Leemos que Jesús se levantaba temprano y salía solo para orar. Josué se levantó temprano de mañana para preparar su ejército y emprender el ataque contra Jericó y Hai.

Juan Wesley solía acostarse a las diez de la noche en punto —a menos que tuviese una noche entera de oración— y se levantaba a las cuatro de la mañana. Todo lo que él precisaba eran seis horas de sueño. Cuando hubo alcanzado la avanzada edad de ochenta y dos años, decía que a él mismo le maravillaba ver su buena salud, pues durante doce años no había estado enfermo ni un solo día, ni se había sentido cansado, ni había perdido una hora de sueño, y esto no obstante haber viajado anualmente, en invierno y verano, miles de kilómetros a caballo y en vehículos, habiendo predicado centenares de sermones, y hecho trabajo que podría hacer un hombre entre mil, todo lo cual él atribuía a la bendición de Dios por la manera sencilla en que vivía, y a su limpia conciencia.
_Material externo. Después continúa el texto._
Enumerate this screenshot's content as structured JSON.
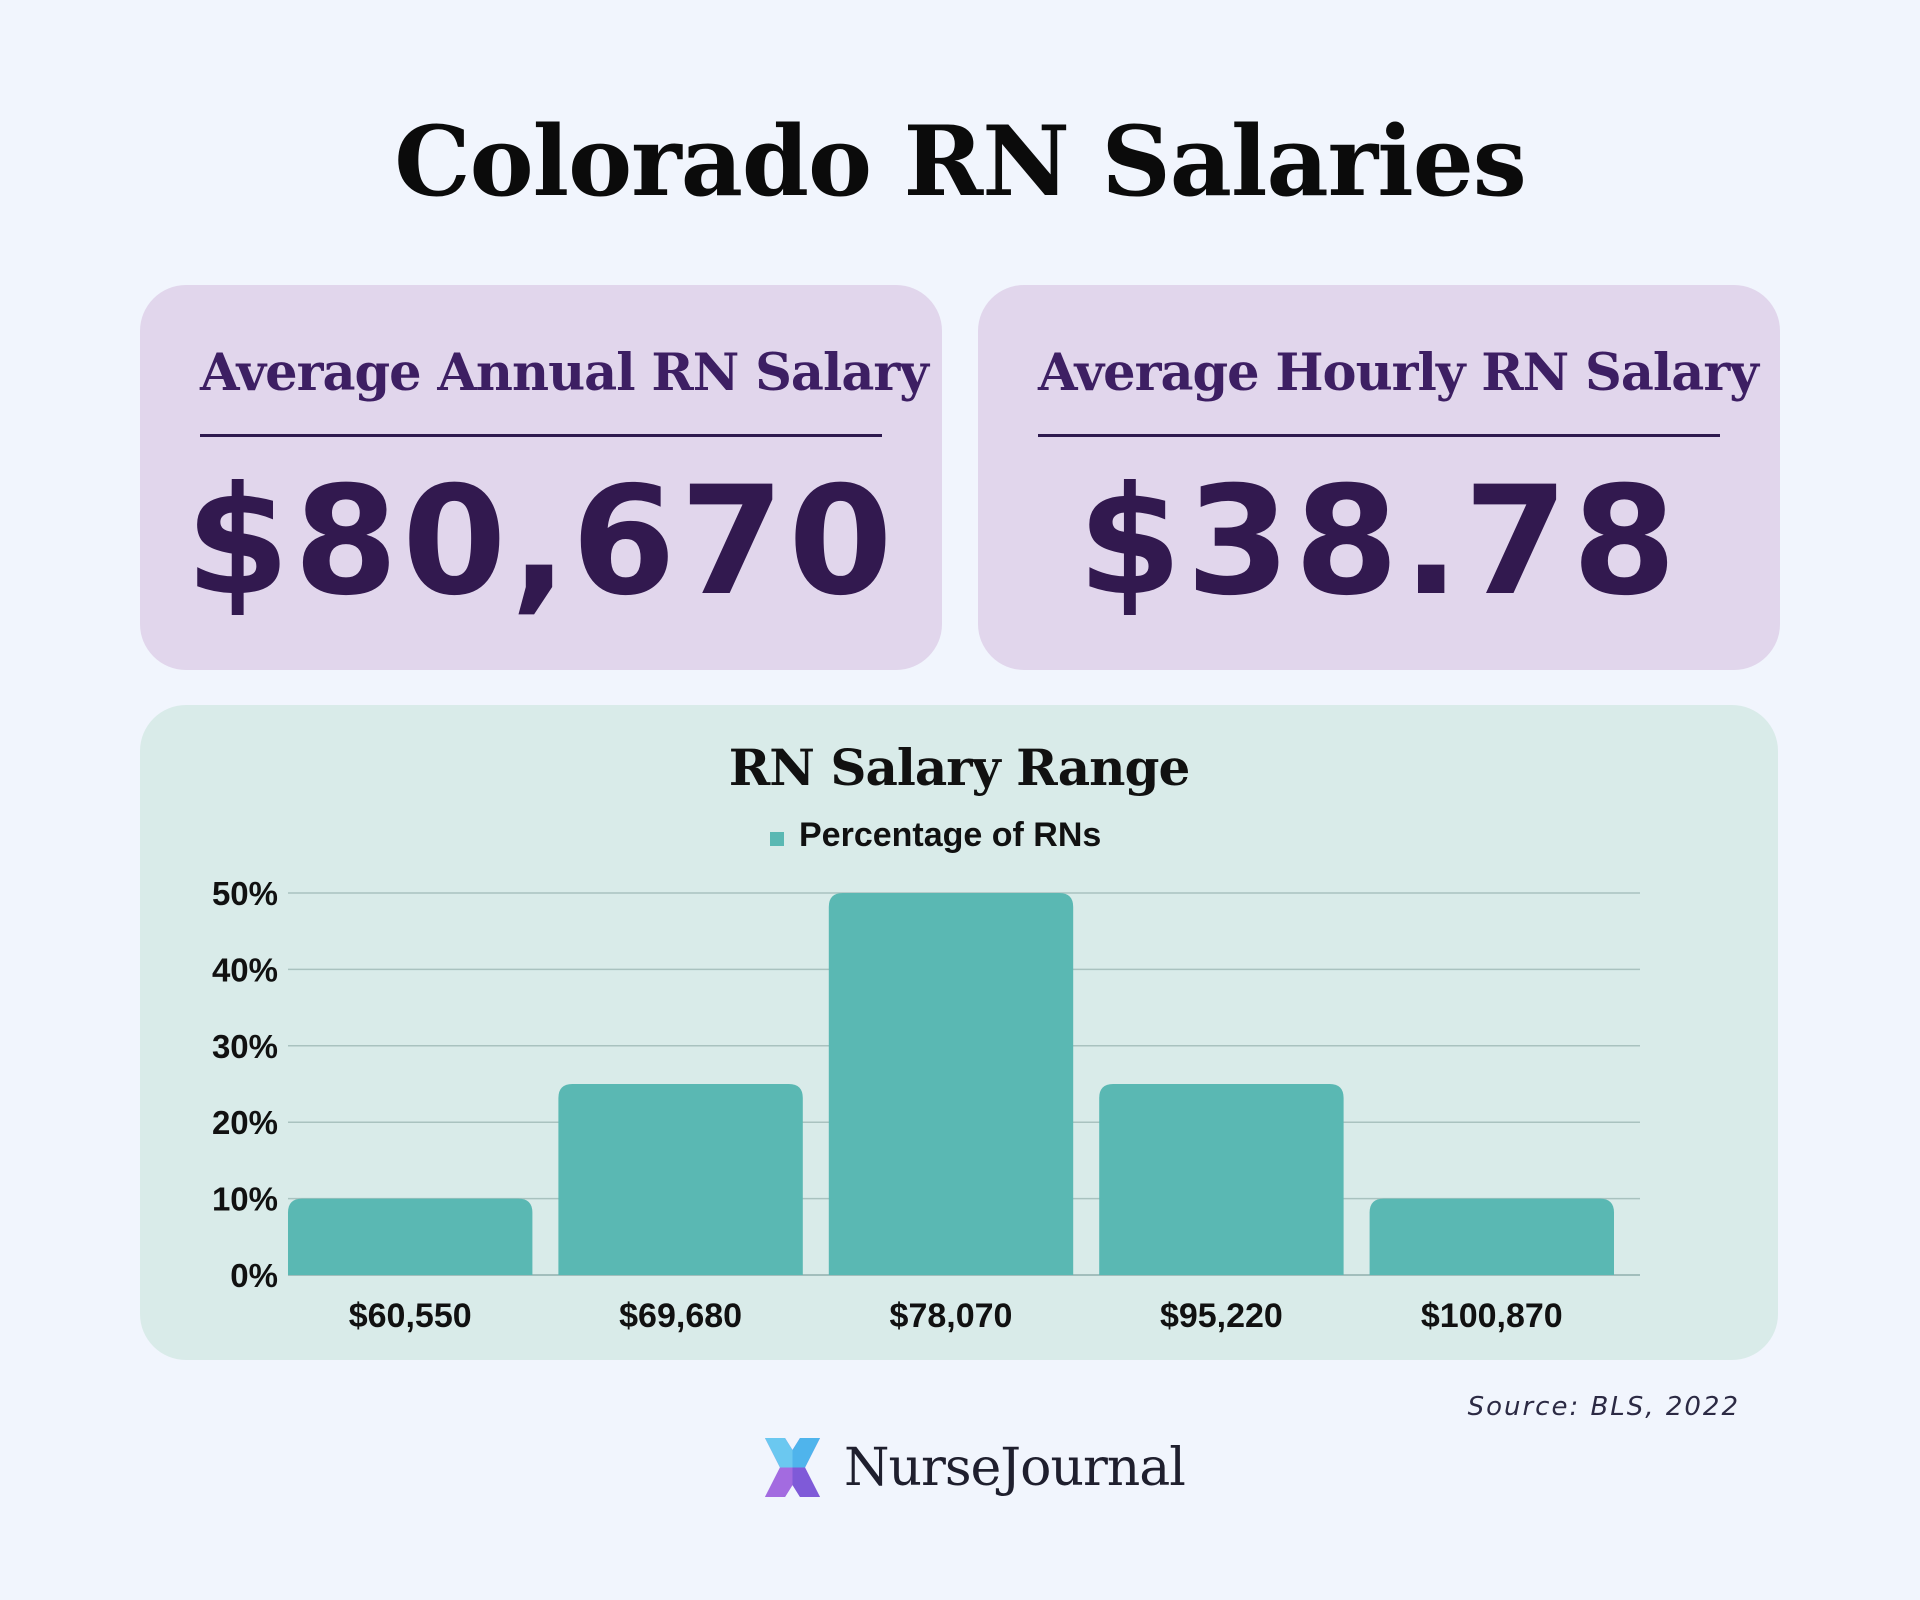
{
  "title": "Colorado RN Salaries",
  "cards": {
    "annual": {
      "label": "Average Annual RN Salary",
      "value": "$80,670"
    },
    "hourly": {
      "label": "Average Hourly RN Salary",
      "value": "$38.78"
    }
  },
  "chart_data": {
    "type": "bar",
    "title": "RN Salary Range",
    "categories": [
      "$60,550",
      "$69,680",
      "$78,070",
      "$95,220",
      "$100,870"
    ],
    "series": [
      {
        "name": "Percentage of RNs",
        "values": [
          10,
          25,
          50,
          25,
          10
        ],
        "color": "#5ab8b3"
      }
    ],
    "ylim": [
      0,
      50
    ],
    "yticks": [
      "0%",
      "10%",
      "20%",
      "30%",
      "40%",
      "50%"
    ],
    "grid": true,
    "legend": "top-center"
  },
  "source": "Source: BLS, 2022",
  "brand": {
    "name": "NurseJournal",
    "icon": "nursejournal-logo-icon"
  }
}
Juan Wesley fue un hombre muy sabio y útil, y atribuyó tal importancia al asunto, que publicó un sermón sobre “Redimiendo el tiempo” del sueño.

El otro día recibí una carta de un capitán en la que me decía que comenzado a hacer sus oraciones, por la mañana, cuando tenía la mente fresca y despejada, y antes de sentirse preocupado con los afanes del día.

Pertenecer al ejercito de Gedeón es mas difícil de lo que muchos imaginan, pero yo me he afiliado a ese ejército, ¡gloria a Dios! y mi alma está ardiendo. Me da gozo vivir y pertenecer a ese ejército.